THE ADVOCATE 845 THE WINE COLUMN By Michael Welsh* * Michael Welsh has a litigation and ADR practice in the South Okanagan. Among his passions is good wine, the consumption of which he legitimizes by BC VQA wine judging for the British Columbia Wine Authority and as the regular wine columnist for the Advocate. VOL. 75 PART 6 NOVEMBER 2017 Before I met you, the sun was like a yellow grape. —Suzanne “Crazy Eyes” Warren in Orange Is the New Black ORANGE IS THE NEW RED You may think wine comes in three colours—red, white and pink (rosé). Well not any more—in fact, not for the last couple of millennia. Welcome back to the mainstream “orange wine”. What is orange wine? Let me be clear from the start: it is not wine from oranges. In fact no oranges are ever harmed in the making of this wine. Instead, it is wine from white grapes that are handled as if they were red grapes, being crushed and then fermented on their skins. Also known as “amber wine” or “skin-fermented white wine”, it takes on a golden or orange hue and gains tannic characteristics from the skins and pits (and sometimes stems).

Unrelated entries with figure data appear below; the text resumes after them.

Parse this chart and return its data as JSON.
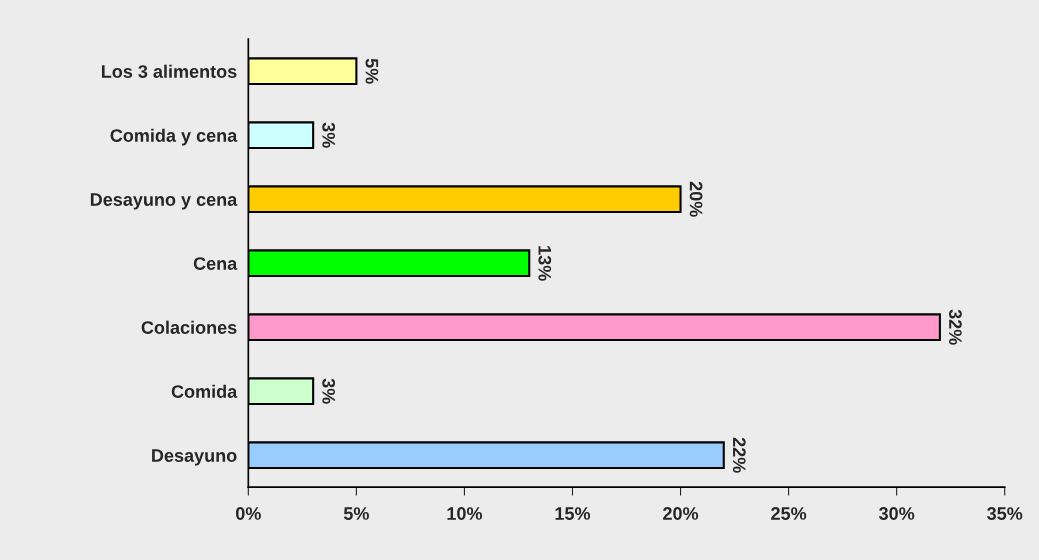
{
  "chart_data": {
    "type": "bar",
    "orientation": "horizontal",
    "categories": [
      "Los 3 alimentos",
      "Comida y cena",
      "Desayuno y cena",
      "Cena",
      "Colaciones",
      "Comida",
      "Desayuno"
    ],
    "values": [
      5,
      3,
      20,
      13,
      32,
      3,
      22
    ],
    "colors": [
      "#ffff99",
      "#ccffff",
      "#ffcc00",
      "#00ff00",
      "#ff99cc",
      "#ccffcc",
      "#99ccff"
    ],
    "value_labels": [
      "5%",
      "3%",
      "20%",
      "13%",
      "32%",
      "3%",
      "22%"
    ],
    "xlim": [
      0,
      35
    ],
    "xticks": [
      {
        "value": 0,
        "label": "0%"
      },
      {
        "value": 5,
        "label": "5%"
      },
      {
        "value": 10,
        "label": "10%"
      },
      {
        "value": 15,
        "label": "15%"
      },
      {
        "value": 20,
        "label": "20%"
      },
      {
        "value": 25,
        "label": "25%"
      },
      {
        "value": 30,
        "label": "30%"
      },
      {
        "value": 35,
        "label": "35%"
      }
    ],
    "grid": false,
    "legend": false
  }
}
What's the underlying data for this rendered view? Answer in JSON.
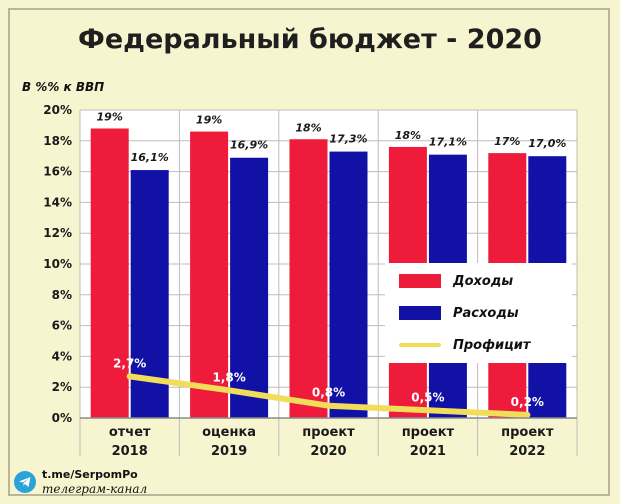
{
  "title": "Федеральный бюджет - 2020",
  "unit_label": "В %% к ВВП",
  "legend": {
    "income": "Доходы",
    "expense": "Расходы",
    "surplus": "Профицит"
  },
  "source": {
    "link": "t.me/SerpomPo",
    "subtitle": "телеграм-канал",
    "icon": "telegram-icon"
  },
  "colors": {
    "income": "#ee1b3a",
    "expense": "#1111a6",
    "surplus": "#f2dd5a",
    "grid": "#bdbdbd"
  },
  "chart_data": {
    "type": "bar",
    "categories": [
      [
        "отчет",
        "2018"
      ],
      [
        "оценка",
        "2019"
      ],
      [
        "проект",
        "2020"
      ],
      [
        "проект",
        "2021"
      ],
      [
        "проект",
        "2022"
      ]
    ],
    "ylim": [
      0,
      20
    ],
    "yticks": [
      0,
      2,
      4,
      6,
      8,
      10,
      12,
      14,
      16,
      18,
      20
    ],
    "ytick_labels": [
      "0%",
      "2%",
      "4%",
      "6%",
      "8%",
      "10%",
      "12%",
      "14%",
      "16%",
      "18%",
      "20%"
    ],
    "series": [
      {
        "name": "Доходы",
        "type": "bar",
        "values": [
          18.8,
          18.6,
          18.1,
          17.6,
          17.2
        ],
        "labels": [
          "19%",
          "19%",
          "18%",
          "18%",
          "17%"
        ]
      },
      {
        "name": "Расходы",
        "type": "bar",
        "values": [
          16.1,
          16.9,
          17.3,
          17.1,
          17.0
        ],
        "labels": [
          "16,1%",
          "16,9%",
          "17,3%",
          "17,1%",
          "17,0%"
        ]
      },
      {
        "name": "Профицит",
        "type": "line",
        "values": [
          2.7,
          1.8,
          0.8,
          0.5,
          0.2
        ],
        "labels": [
          "2,7%",
          "1,8%",
          "0,8%",
          "0,5%",
          "0,2%"
        ]
      }
    ],
    "legend_position": "right"
  }
}
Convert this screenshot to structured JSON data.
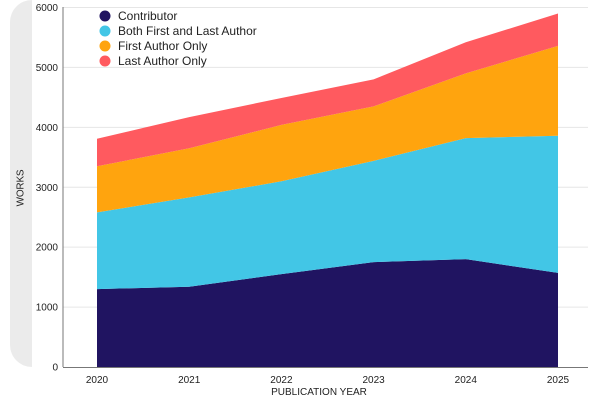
{
  "chart_data": {
    "type": "area",
    "stacked": true,
    "title": "",
    "xlabel": "PUBLICATION YEAR",
    "ylabel": "WORKS",
    "x": [
      "2020",
      "2021",
      "2022",
      "2023",
      "2024",
      "2025"
    ],
    "ylim": [
      0,
      6000
    ],
    "yticks": [
      0,
      1000,
      2000,
      3000,
      4000,
      5000,
      6000
    ],
    "grid": true,
    "legend_position": "top-left",
    "series": [
      {
        "name": "Contributor",
        "color": "#201461",
        "values": [
          1300,
          1340,
          1550,
          1750,
          1800,
          1570
        ]
      },
      {
        "name": "Both First and Last Author",
        "color": "#42C6E6",
        "values": [
          1280,
          1490,
          1550,
          1690,
          2020,
          2290
        ]
      },
      {
        "name": "First Author Only",
        "color": "#FFA40E",
        "values": [
          770,
          820,
          940,
          910,
          1080,
          1500
        ]
      },
      {
        "name": "Last Author Only",
        "color": "#FF5A5F",
        "values": [
          460,
          520,
          450,
          450,
          520,
          540
        ]
      }
    ]
  }
}
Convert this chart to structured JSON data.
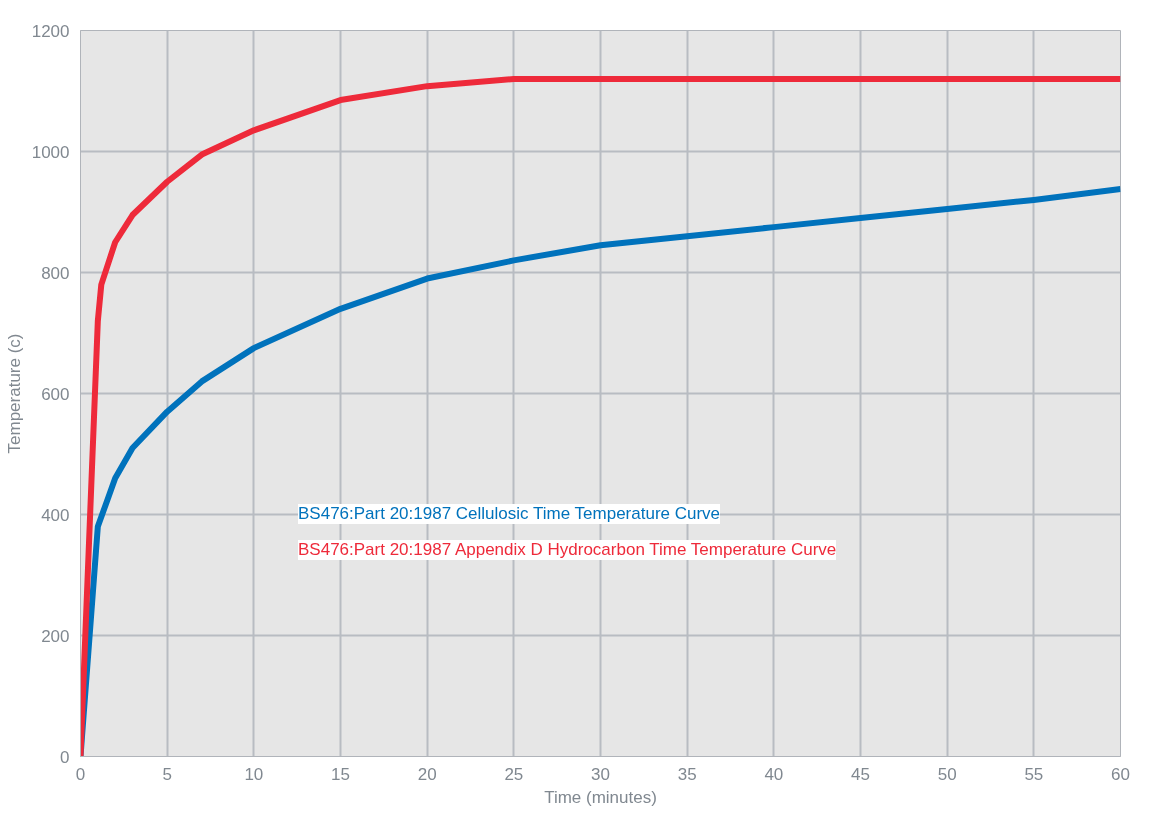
{
  "chart_data": {
    "type": "line",
    "xlabel": "Time (minutes)",
    "ylabel": "Temperature (c)",
    "xlim": [
      0,
      60
    ],
    "xticks": [
      0,
      5,
      10,
      15,
      20,
      25,
      30,
      35,
      40,
      45,
      50,
      55,
      60
    ],
    "ylim": [
      0,
      1200
    ],
    "yticks": [
      0,
      200,
      400,
      600,
      800,
      1000,
      1200
    ],
    "grid": true,
    "legend": "center",
    "line_style": "solid",
    "marker": "none",
    "series": [
      {
        "name": "BS476:Part 20:1987 Cellulosic Time Temperature Curve",
        "color": "#0072bc",
        "x": [
          0,
          1,
          1.5,
          2,
          3,
          5,
          7,
          10,
          15,
          20,
          25,
          30,
          35,
          40,
          45,
          50,
          55,
          60
        ],
        "values": [
          0,
          380,
          420,
          460,
          510,
          570,
          620,
          675,
          740,
          790,
          820,
          845,
          860,
          875,
          890,
          905,
          920,
          938
        ]
      },
      {
        "name": "BS476:Part 20:1987 Appendix D Hydrocarbon Time Temperature Curve",
        "color": "#ee2a3a",
        "x": [
          0,
          1,
          1.2,
          2,
          3,
          5,
          7,
          10,
          15,
          20,
          25,
          30,
          60
        ],
        "values": [
          0,
          720,
          780,
          850,
          895,
          950,
          995,
          1035,
          1085,
          1108,
          1120,
          1120,
          1120
        ]
      }
    ]
  }
}
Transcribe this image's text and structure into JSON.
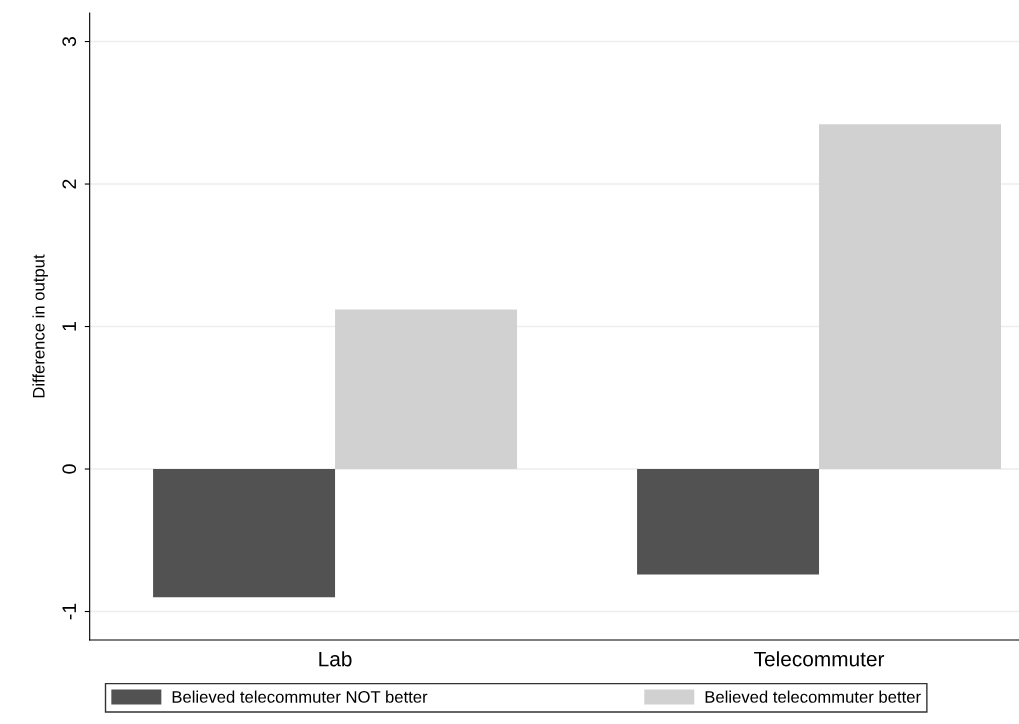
{
  "chart_data": {
    "type": "bar",
    "ylabel": "Difference in output",
    "categories": [
      "Lab",
      "Telecommuter"
    ],
    "series": [
      {
        "name": "Believed telecommuter NOT better",
        "color": "#525252",
        "values": [
          -0.9,
          -0.74
        ]
      },
      {
        "name": "Believed telecommuter better",
        "color": "#d1d1d1",
        "values": [
          1.12,
          2.42
        ]
      }
    ],
    "ylim": [
      -1.2,
      3.2
    ],
    "yticks": [
      -1,
      0,
      1,
      2,
      3
    ],
    "grid": "y",
    "legend": "bottom"
  }
}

Another term for it is Ramato, which means “auburn” in Italian and typically refers to Italian Pinot Grigio made in an orange-wine style. The deep orange colour actually comes from the lignin in the grape seeds. (Lignin, for the biology buffs, is a class of complex organic polymers that form important structural materials in the support tissues of vascular plants, most notably lending rigidity to cell walls in bark, wood, straw, seeds and the like.)